We discussed how the Minoans did extensive trade, and probably had a very strong naval presence, which would have helped prevent attack, and may explain why their palaces did not seem to have defensive walls. Various ideas were offered by both groups on what might have happened to weaken the Minoan Civilisation, leaving them open to attack.
Some one suggested that perhaps invaders hid in their ships and then attacked when they arrived at Crete; another idea was that a small number of invaders arrived and it was the illnesses they carried which wiped out the civilisation. A few others thought that maybe some form of natural disaster – a storm, fog or an earthquake – destroyed the palaces.
We watched a small section of this very enjoyable and informative documentary on the Minoans to find out the clues which led archaeologists to the possible answer. Archaeologists discovered the presence of pumice stone high up on hills around a coastal Minoan settlement. They reasoned that they could have only got there from an enormous wave sweeping the stones onto the high land.
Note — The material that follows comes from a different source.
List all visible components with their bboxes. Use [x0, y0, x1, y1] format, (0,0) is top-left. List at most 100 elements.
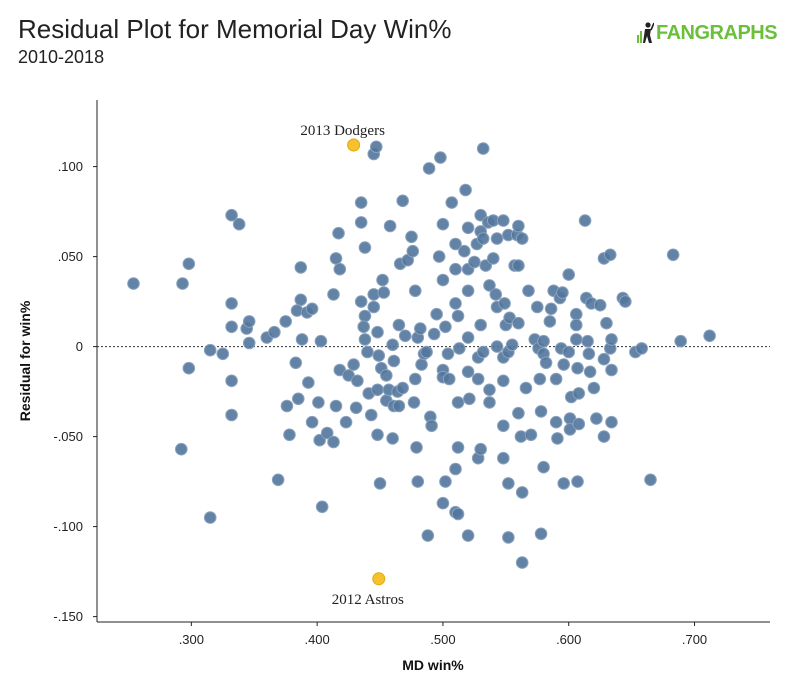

On the island of Santorini (or Thera), at around 1400 BC, there was a catastrophic volcanic eruption, one of the most devastating in recorded history. It would have instantly wiped out the Minoan settlements and palaces on the island itself, and the tsunami it produced would have destroyed the Minoan navy as well as the palaces in nearby Crete. This may have weakened the Minoan Civilisation, encouraging the Mycenaeans to take advantage of their fragile state and to invade.
Meanwhile, most of the island of Santorini actually sank, giving rise, perhaps, to the myth of Atlantlis, the story of a great civilisation which vanished without trace… You can read a very interesting article here on the scale and cultural significance of the eruption – what might have happened if the Minoans hadn’t been destroyed?
After this, we continued translating chapter three, which, appropriately enough, told the story of Jupiter deciding to flood the world and to destroy humankind, since they had become so wicked.
We did some sentence practice, too, to reinforce the idea of nouns changing to show if they are subjects or objects. Everyone did very well in remembering and recognising these changes!
Write a speech on the topic: was Jupiter right to flood the world?
It can be from any perspective – man, woman, child, animal, another god or goddess, or even Jupiter himself! It needs to be at least one side of your exercise book and it needs to be persuasive!
Apollo – please hand your homework in on Tuesday 3rd October.
Artemis – please hand in your homework on Wednesday 4th October.
I look forwarding to reading – and also hearing! – these speeches!